Non editarmi, ti prego!

 



Mi capita spesso di collaborare con autori reduci da esperienze negative di editing, a volte disastrose, al punto da sviluppare una diffidenza tale che pensano di non averne più bisogno. Questo è un errore, ma comprensibile. Quando scriviamo, tutti, nessuno escluso, anch’io, è bene essere letti da qualcuno che ci dica cosa non va, perché a furia di leggere e rileggere, modificare, riscrivere, correggere, provochiamo piccoli dissesti nel testo che la nostra mente poi non percepirà perché sa di essersi già occupata delle criticità. Chi leggerà quel testo per la prima volta ha invece più probabilità di notarli ed è bene che renda l’autore consapevole della loro esistenza.

Ciò che invece non comprendo è lo scetticismo tout court nei confronti della revisione professionale. Si tratta forse di una forma di gelosia del proprio lavoro? O è paura del giudizio esterno? A prescindere dall’editing che ai fini della pubblicazione rientra nella prassi di ogni casa editrice che si rispetti, di sicuro, al di là del timore di rimetterci dei soldi o di temere che il proprio lavoro venga “stravolto”, presuppone una certa dose di autostima.

Escludendo gli improvvisati, sono molti gli editor sulla piazza, molti quelli competenti e preparati, molti gli empatici, molti anche gli scrittori editor (o editor scrittori? La questione è negli stessi termini del mistero di chi è nato prima, se l’uovo o la gallina). Ebbene, come scegliere quello giusto? L’esperienza mi ha dimostrato che l’unico modo è provare, cercare di conoscere la persona e capire se il metodo di lavoro è in linea con le proprie aspettative, se c’è comunanza di visione, se gli obiettivi sono gli stessi, se c’è intesa, se ci si comprende con facilità e se il confronto con quella persona non incute soggezione. Non escludo si riesca anche a condividere qualche momento di leggerezza. Provare non esclude automaticamente ogni possibilità di prendere abbagli, ma senz’altro le riduce. I primi a dare conferma che la collaborazione è stata proficua saranno i lettori. La storia potrà sempre piacere o non piacere, quella è e sarà sempre questione di gusti, ma il lettore apprezzerà in ogni caso un testo curato e scorrevole e non lo nasconderà.

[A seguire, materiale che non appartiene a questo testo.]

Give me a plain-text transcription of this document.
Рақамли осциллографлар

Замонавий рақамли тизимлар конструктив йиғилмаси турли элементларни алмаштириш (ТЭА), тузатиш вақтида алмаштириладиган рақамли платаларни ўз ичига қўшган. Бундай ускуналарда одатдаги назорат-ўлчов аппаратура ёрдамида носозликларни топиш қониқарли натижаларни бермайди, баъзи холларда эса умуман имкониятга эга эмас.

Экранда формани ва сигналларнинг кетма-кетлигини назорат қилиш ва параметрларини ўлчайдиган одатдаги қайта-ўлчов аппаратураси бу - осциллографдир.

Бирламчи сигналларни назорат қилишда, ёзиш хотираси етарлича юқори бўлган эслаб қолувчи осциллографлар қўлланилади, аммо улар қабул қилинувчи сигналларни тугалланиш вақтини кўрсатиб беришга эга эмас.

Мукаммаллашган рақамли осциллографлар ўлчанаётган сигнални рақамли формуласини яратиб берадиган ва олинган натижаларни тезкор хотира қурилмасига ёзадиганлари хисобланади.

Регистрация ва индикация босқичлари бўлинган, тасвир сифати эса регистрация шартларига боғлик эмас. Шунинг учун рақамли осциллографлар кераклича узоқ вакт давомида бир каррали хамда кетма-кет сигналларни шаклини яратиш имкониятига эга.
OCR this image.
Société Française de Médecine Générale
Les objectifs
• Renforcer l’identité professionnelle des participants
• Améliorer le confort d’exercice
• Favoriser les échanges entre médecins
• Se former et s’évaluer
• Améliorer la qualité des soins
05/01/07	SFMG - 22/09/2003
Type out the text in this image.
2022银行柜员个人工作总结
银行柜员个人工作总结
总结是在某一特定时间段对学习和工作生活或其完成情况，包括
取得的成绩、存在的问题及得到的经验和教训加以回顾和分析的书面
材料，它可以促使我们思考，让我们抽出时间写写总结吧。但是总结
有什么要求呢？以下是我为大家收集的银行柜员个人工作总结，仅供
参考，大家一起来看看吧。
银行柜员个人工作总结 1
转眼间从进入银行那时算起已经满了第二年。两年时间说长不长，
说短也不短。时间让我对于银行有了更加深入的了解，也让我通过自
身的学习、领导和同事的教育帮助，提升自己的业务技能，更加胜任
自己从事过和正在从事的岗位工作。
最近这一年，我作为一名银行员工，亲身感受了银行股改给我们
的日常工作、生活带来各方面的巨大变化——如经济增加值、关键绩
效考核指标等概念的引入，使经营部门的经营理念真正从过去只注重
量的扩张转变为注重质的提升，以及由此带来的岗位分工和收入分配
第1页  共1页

Ricordate la protagonista del film Misery non deve morire? Tempo addietro in una conversazione sui social qualcuno ha assimilato la figura di Annie Wilkes a quella dell’editor. In realtà, il tema della storia è la scrittura come compiacimento del pubblico: nel film il rapporto tormentato tra autore e lettore è estremizzato nell’aberrazione di una fan-aguzzina e lo scrittore Paul Sheldon è costretto a compiacerla in tutto per avere l’opportunità di salvarsi.

Il fatto è che prima di tutto l’editor è un lettore e qualche autore annuserà la stessa aria minacciosa di Annie Wilkes, il cui giudizio è temuto e temibile. Ebbene, vorrei tranquillizzare tutti: l’editor professionista oltre a non tenere segregato in casa nessuno – io almeno – non legge per diletto, non si lascia andare al giudizio personale né influenzare dal proprio gusto personale. La valutazione è e deve essere sempre oggettiva, il più possibile. Per una persona competente e preparata è questa la normalità, io stessa ad esempio ho lavorato nella maggior parte dei casi su testi che non avrei mai scelto. Quando leggo in modalità professionale mi chiedo infatti di continuo: perché questo è stato detto così? si potrebbe dire meglio? in che modo?

A prescindere dal proprio obiettivo per molti la scrittura è uno sforzo, per qualcuno addirittura una sofferenza, e pur ritenendo di avere qualcosa da dire non si può essere certi di averla detta nel modo migliore possibile. R. Carver pone la questione con chiarezza nelle sue note sulla scrittura dal titolo Il mestiere di scrivere: «Se non si riesce, dico io, a rendere quel che si scrive al meglio delle nostre possibilità, allora che si scrive a fare?». Ecco che l’editor serve, qualcuno che abbia il distacco necessario, la distanza, per porsi tutte quelle domande al posto dell’autore, con sguardo e mente liberi da ogni legame emotivo con ciò che ha scritto.